Arcane smiled, shaking her head. “You always throw me off, void swimmer. Most do not like to admit they know nothing, even when they do.”

{{A foolish practice. If one always pretends to know, how will they learn?}} he asked.

“I do not know, swimmer. I do not know.” Arcane agreed.

{{Hmph.}} Shaitan snorted, rippling the void of space around his mouth. {{Well, it seems your part is done. Shall we leave this place behind us?}}

“I will remain a little longer, void swimmer. To see the contract fulfilled, if nothing else.” Arcane replied, not looking towards Shaitan while her sealed eyes remained on the world below.

{{Very well.}} Shaitan said in assent. {{We will wait as long as it takes. Time is nothing to us, after all.}}

The other dark beasts agreed, fascinated by the rising power below and the divinity of the girl in their midst. In silence, they waited while her power rose until it peaked and leveled off, watching her rise from the ground to look down on the elfbeasts around her and raise her sword into the air.

{{I am curious about something.}} Shaitan said in the silence before she struck.

“Hm?” Arcane asked, tilting her head towards him to show she was listening, though the gesture was lost on the vastly different dark beast.
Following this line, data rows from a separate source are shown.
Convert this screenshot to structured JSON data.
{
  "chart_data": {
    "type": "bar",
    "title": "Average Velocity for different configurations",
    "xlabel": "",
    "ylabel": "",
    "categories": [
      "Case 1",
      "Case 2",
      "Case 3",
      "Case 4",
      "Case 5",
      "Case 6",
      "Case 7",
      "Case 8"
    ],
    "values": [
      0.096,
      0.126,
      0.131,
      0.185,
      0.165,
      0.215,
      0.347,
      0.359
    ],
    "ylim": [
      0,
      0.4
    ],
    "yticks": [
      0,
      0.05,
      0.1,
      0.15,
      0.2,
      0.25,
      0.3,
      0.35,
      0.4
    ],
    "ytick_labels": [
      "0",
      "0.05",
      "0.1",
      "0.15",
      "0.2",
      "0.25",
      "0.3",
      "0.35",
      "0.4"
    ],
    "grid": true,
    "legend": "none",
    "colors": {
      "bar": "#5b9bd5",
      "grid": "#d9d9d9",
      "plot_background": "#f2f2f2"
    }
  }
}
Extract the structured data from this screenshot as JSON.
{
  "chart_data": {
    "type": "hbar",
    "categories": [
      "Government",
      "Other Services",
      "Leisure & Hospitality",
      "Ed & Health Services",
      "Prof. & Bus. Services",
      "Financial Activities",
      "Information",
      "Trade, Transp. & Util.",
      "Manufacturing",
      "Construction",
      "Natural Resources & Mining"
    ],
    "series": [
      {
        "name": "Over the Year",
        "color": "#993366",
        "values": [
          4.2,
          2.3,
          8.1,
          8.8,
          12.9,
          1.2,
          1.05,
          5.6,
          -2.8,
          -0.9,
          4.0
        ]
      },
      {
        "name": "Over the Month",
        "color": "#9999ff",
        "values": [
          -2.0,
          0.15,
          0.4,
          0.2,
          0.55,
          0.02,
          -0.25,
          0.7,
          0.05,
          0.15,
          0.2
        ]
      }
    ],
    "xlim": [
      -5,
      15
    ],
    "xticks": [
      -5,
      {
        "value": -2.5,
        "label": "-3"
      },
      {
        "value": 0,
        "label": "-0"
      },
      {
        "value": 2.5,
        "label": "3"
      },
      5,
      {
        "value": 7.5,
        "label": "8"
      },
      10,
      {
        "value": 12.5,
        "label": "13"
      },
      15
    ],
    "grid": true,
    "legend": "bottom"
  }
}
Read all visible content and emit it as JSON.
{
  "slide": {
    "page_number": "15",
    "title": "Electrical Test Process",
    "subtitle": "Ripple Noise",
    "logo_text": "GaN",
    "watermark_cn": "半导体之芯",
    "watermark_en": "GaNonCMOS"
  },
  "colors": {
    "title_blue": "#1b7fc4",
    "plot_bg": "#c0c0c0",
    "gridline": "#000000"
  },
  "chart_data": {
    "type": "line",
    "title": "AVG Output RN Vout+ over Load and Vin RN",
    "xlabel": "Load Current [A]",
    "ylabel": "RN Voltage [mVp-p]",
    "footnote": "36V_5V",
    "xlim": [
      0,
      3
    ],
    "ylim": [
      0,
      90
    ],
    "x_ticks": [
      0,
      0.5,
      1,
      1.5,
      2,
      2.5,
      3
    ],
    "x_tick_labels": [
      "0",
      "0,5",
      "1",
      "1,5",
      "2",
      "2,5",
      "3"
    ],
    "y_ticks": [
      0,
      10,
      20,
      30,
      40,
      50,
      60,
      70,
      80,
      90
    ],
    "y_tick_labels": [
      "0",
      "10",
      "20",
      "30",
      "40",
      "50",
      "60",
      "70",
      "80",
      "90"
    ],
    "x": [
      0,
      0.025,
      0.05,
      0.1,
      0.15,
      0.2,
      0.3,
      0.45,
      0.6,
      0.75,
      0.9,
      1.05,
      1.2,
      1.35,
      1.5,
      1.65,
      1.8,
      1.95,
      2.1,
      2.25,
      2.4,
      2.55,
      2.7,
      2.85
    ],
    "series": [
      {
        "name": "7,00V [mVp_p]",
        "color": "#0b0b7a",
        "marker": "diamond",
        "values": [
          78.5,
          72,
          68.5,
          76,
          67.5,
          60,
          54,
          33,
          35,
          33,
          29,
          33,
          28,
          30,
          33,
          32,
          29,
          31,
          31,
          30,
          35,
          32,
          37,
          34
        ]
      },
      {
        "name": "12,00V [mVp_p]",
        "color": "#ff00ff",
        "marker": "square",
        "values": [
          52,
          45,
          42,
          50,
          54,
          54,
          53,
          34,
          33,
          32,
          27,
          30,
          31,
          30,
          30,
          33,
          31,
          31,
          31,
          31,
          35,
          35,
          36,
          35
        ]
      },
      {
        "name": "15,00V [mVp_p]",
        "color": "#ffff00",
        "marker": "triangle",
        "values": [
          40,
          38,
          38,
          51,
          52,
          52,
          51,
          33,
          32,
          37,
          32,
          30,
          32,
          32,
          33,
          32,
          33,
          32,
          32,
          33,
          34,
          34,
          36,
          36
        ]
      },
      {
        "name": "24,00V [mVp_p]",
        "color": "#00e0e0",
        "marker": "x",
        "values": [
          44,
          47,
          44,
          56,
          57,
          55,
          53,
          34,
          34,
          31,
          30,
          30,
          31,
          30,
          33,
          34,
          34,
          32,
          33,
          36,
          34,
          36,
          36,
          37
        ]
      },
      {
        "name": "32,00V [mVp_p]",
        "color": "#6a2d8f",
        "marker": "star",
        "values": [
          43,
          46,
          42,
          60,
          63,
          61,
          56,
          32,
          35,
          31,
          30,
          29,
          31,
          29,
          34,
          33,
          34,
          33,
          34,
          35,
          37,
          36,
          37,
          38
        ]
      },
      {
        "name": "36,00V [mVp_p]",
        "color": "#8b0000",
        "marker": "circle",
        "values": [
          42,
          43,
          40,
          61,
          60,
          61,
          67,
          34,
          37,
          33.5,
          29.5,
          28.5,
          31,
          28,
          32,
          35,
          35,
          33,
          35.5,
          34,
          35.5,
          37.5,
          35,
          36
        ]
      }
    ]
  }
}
{{Why did you grant that prayer? I cannot see any benefit towards you, even with those terms.}} Shaitan asked. {{Even her soul is essentially nothing compared to the power you gave her.}}

“You’re right.” Arcane admitted easily, but she remained silent after that before finally shaking her head. “I don’t really know, to be honest. Perhaps… It’s because she seems a bit like me.”

Shaitan looked at her and rippled in disbelief. {{I don’t think I’ll ever understand you.}}

Arcane smiled mysteriously, still watching the goings on of the world below as Annabelle finally swung her sword for the first time with her new power.